Monks question 'outsiders' control over Bodh Gaya temple
Indo-Asian News Service, July 30, 2006
Patna, India -- Buddhist monks have questioned the non-Buddhist control over the management of the 1,500-year-old Mahabodhi temple in Bihar's Bodh Gaya town. The monks have also accused non-Buddhists of chopping off a branch of the holy Mahabodhi tree and selling its leaves to an international mafia.
<< The holy Bodhi Tree in Bodh Gaya, India
They are now planning to launch fresh protests and want the central government to hand over to them the management of one of the holiest shrines of Buddhism by amending the Mahabodhi Temple Management Act.
Disclosing this, Bhante Anand, president of the Bodh Gaya Mahabodhi Vihar All India Action Committee, said it was a conspiracy that the management of temple was under the control of non-Buddhists.
'We fail to understand why non-Buddhists have the control over the holiest shrine of Buddhists. We have decided to take the issue differently by lobbying, mobilising and protesting for Buddhist control over the management,' Anand told IANS here before the committee's two-day national meet began here Sunday.
The meet is being attended by Buddhist monks from across the country to discuss the issue.
'We also demand immediate dissolution of the temple management committee,' he said.
'If the management of temples, churches, mosques and gurdwaras are not the under control of other sects, then why not so in case of the Mahabodhi temple.'
Anand, who is also the president of the Akhil Bharatiya Bhikkhu Mahasangh (ABBM), an influential body of Buddhist monks, said that a delegation would meet Bihar Chief Minister Nitish Kumar Monday to hand over a memorandum.
'If no action is taken by Aug 31, we will take up the matter with Prime Minister Manmohan Singh.'
Bhante said Buddhists had been given little role in managing the affairs of the temple since 1949.
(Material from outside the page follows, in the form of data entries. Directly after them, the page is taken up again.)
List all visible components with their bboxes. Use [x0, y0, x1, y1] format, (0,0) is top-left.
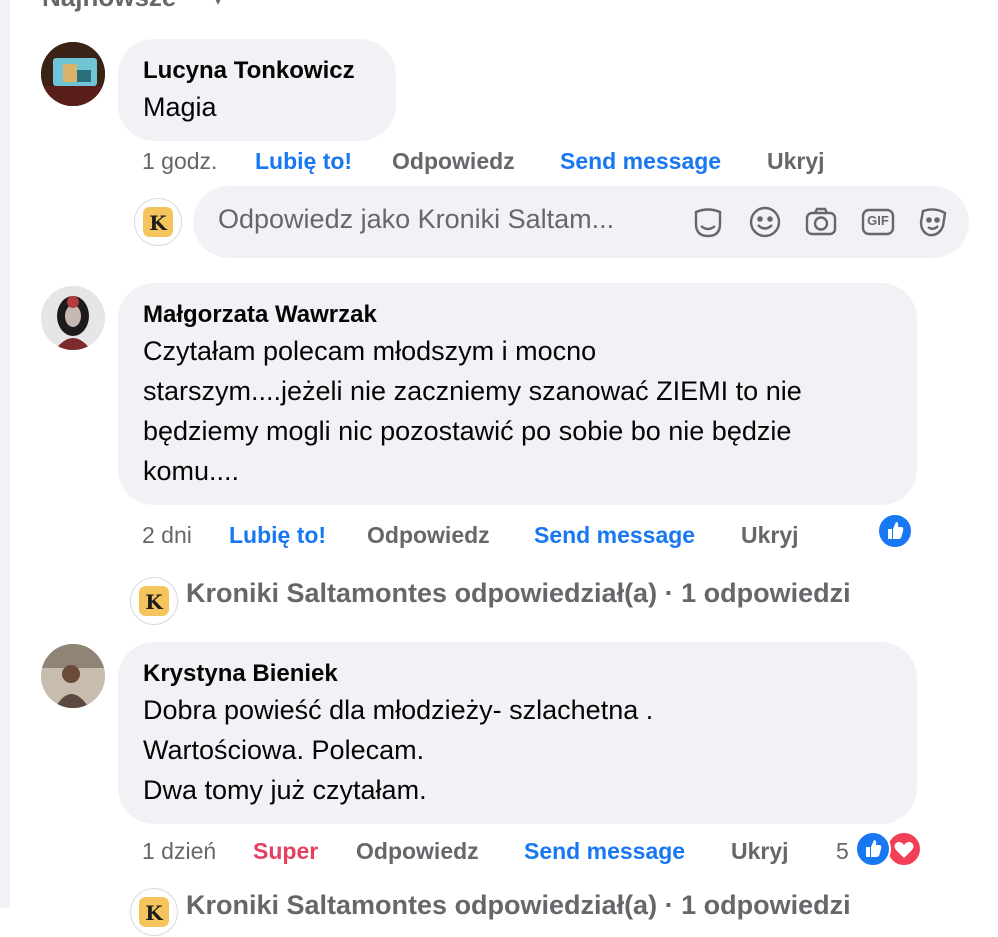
like-button[interactable]: Lubię to!: [229, 517, 326, 553]
super-reaction-button[interactable]: Super: [253, 833, 318, 869]
comment-text: Czytałam polecam młodszym i mocno starsz…: [143, 336, 802, 486]
hide-button[interactable]: Ukryj: [731, 833, 789, 869]
like-reaction-icon[interactable]: [855, 831, 891, 867]
comment-time[interactable]: 2 dni: [142, 517, 192, 553]
hide-button[interactable]: Ukryj: [741, 517, 799, 553]
comment-bubble: Krystyna Bieniek Dobra powieść dla młodz…: [118, 642, 917, 824]
like-button[interactable]: Lubię to!: [255, 143, 352, 179]
thread-author: Kroniki Saltamontes odpowiedział(a): [186, 578, 658, 608]
replies-thread-link[interactable]: Kroniki Saltamontes odpowiedział(a) · 1 …: [186, 578, 851, 609]
chevron-down-icon[interactable]: ▾: [214, 0, 222, 10]
comment-text: Magia: [143, 92, 217, 122]
sort-label[interactable]: Najnowsze: [42, 0, 176, 13]
avatar[interactable]: [41, 286, 105, 350]
reply-button[interactable]: Odpowiedz: [356, 833, 479, 869]
reply-input[interactable]: Odpowiedz jako Kroniki Saltam... GIF: [193, 186, 969, 258]
send-message-button[interactable]: Send message: [524, 833, 685, 869]
comment-time[interactable]: 1 dzień: [142, 833, 216, 869]
hide-button[interactable]: Ukryj: [767, 143, 825, 179]
comment-actions: 2 dni Lubię to! Odpowiedz Send message U…: [142, 517, 842, 553]
replies-thread-link[interactable]: Kroniki Saltamontes odpowiedział(a) · 1 …: [186, 890, 851, 921]
send-message-button[interactable]: Send message: [534, 517, 695, 553]
comment-author[interactable]: Lucyna Tonkowicz: [143, 55, 372, 87]
reply-count: 1 odpowiedzi: [681, 890, 851, 920]
sticker-icon[interactable]: [690, 204, 726, 240]
page-avatar[interactable]: K: [134, 198, 182, 246]
send-message-button[interactable]: Send message: [560, 143, 721, 179]
comment-time[interactable]: 1 godz.: [142, 143, 217, 179]
page-avatar[interactable]: K: [130, 577, 178, 625]
comment-actions: 1 dzień Super Odpowiedz Send message Ukr…: [142, 833, 842, 869]
comment-author[interactable]: Małgorzata Wawrzak: [143, 299, 893, 331]
comment-author[interactable]: Krystyna Bieniek: [143, 658, 893, 690]
camera-icon[interactable]: [803, 204, 839, 240]
thread-author: Kroniki Saltamontes odpowiedział(a): [186, 890, 658, 920]
comment-actions: 1 godz. Lubię to! Odpowiedz Send message…: [142, 143, 842, 179]
left-divider: [0, 0, 10, 908]
comment-bubble: Małgorzata Wawrzak Czytałam polecam młod…: [118, 283, 917, 505]
avatar-sticker-icon[interactable]: [915, 204, 951, 240]
reply-placeholder: Odpowiedz jako Kroniki Saltam...: [218, 204, 615, 234]
emoji-icon[interactable]: [747, 204, 783, 240]
reply-count: 1 odpowiedzi: [681, 578, 851, 608]
thread-separator: ·: [664, 890, 674, 920]
comment-text: Dobra powieść dla młodzieży- szlachetna …: [143, 695, 654, 805]
reaction-count[interactable]: 5: [836, 833, 849, 869]
reply-button[interactable]: Odpowiedz: [392, 143, 515, 179]
avatar[interactable]: [41, 644, 105, 708]
page-avatar[interactable]: K: [130, 888, 178, 936]
comment-bubble: Lucyna Tonkowicz Magia: [118, 39, 396, 141]
love-reaction-icon[interactable]: [886, 831, 922, 867]
like-reaction-icon[interactable]: [877, 513, 913, 549]
thread-separator: ·: [664, 578, 674, 608]
reply-button[interactable]: Odpowiedz: [367, 517, 490, 553]
avatar[interactable]: [41, 42, 105, 106]
gif-icon[interactable]: GIF: [860, 204, 896, 240]
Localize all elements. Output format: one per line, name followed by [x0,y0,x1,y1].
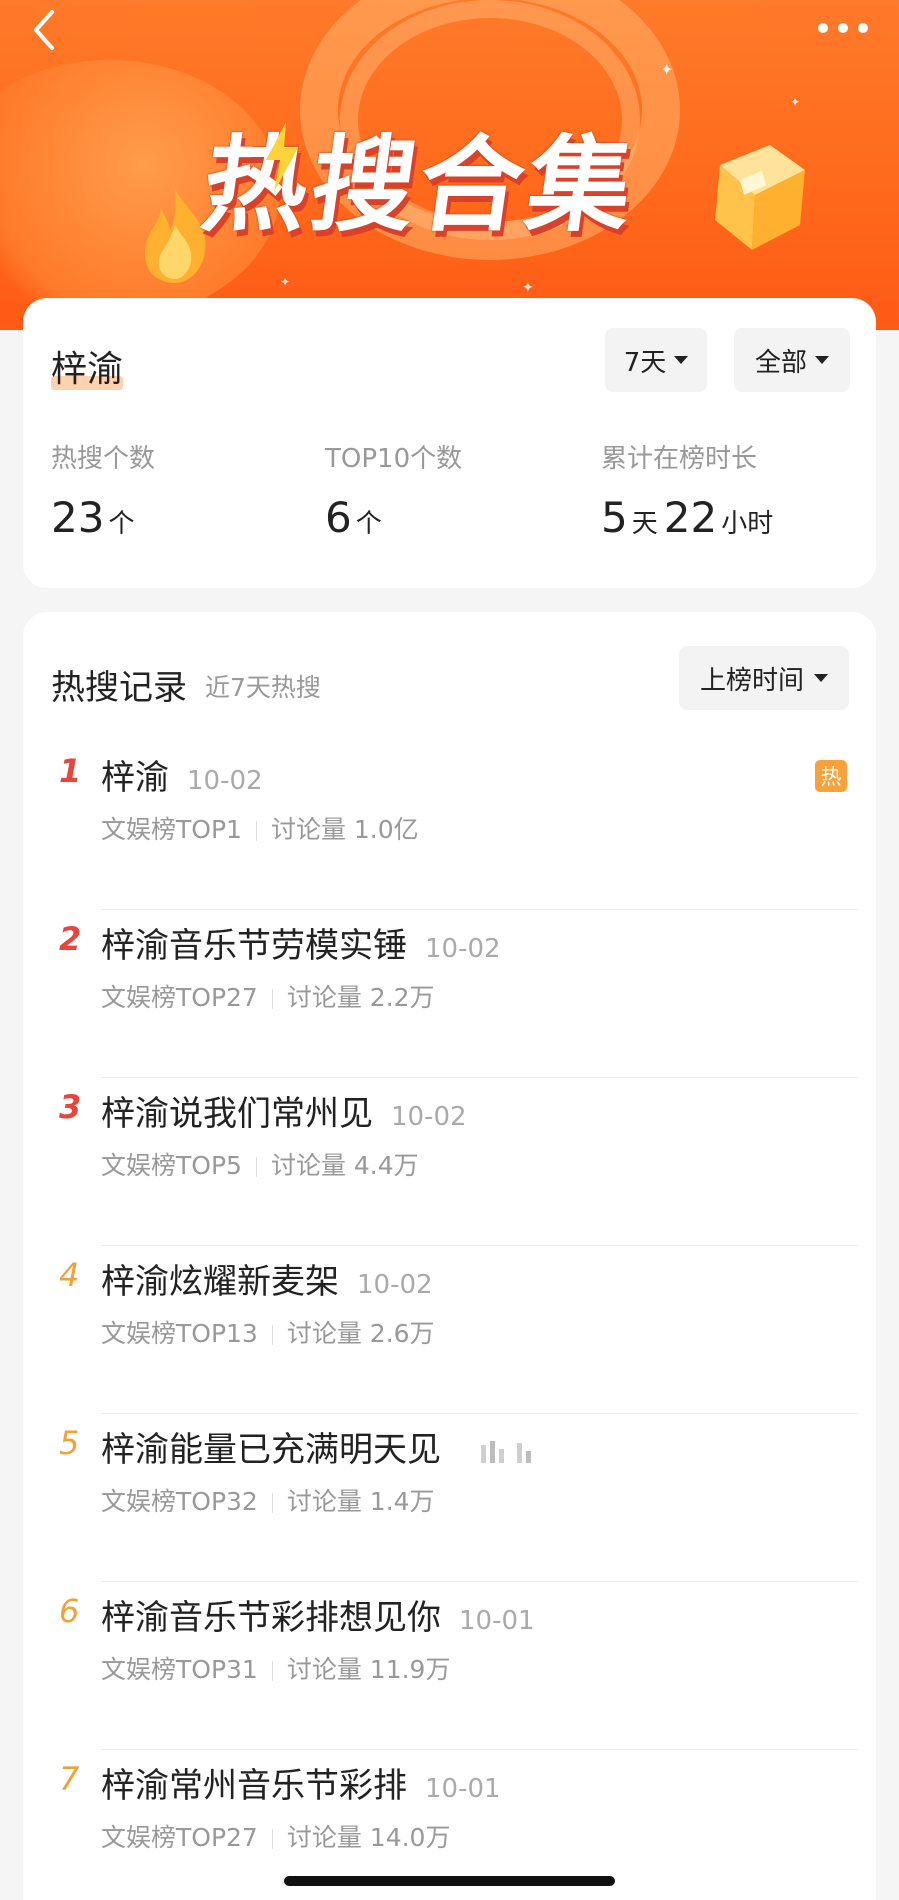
record-title: 梓渝 [101,758,169,798]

He directly held non-Buddhist members of the temple management committee responsible for chopping the branch of the tree. It was reported early this month that some unknown people had chopped off the branch.
Anand said he suspected the involvement of an international mafia in the crime, adding there was a high demand in Japan for the leaves of the tree, pieces of its wood and the soil.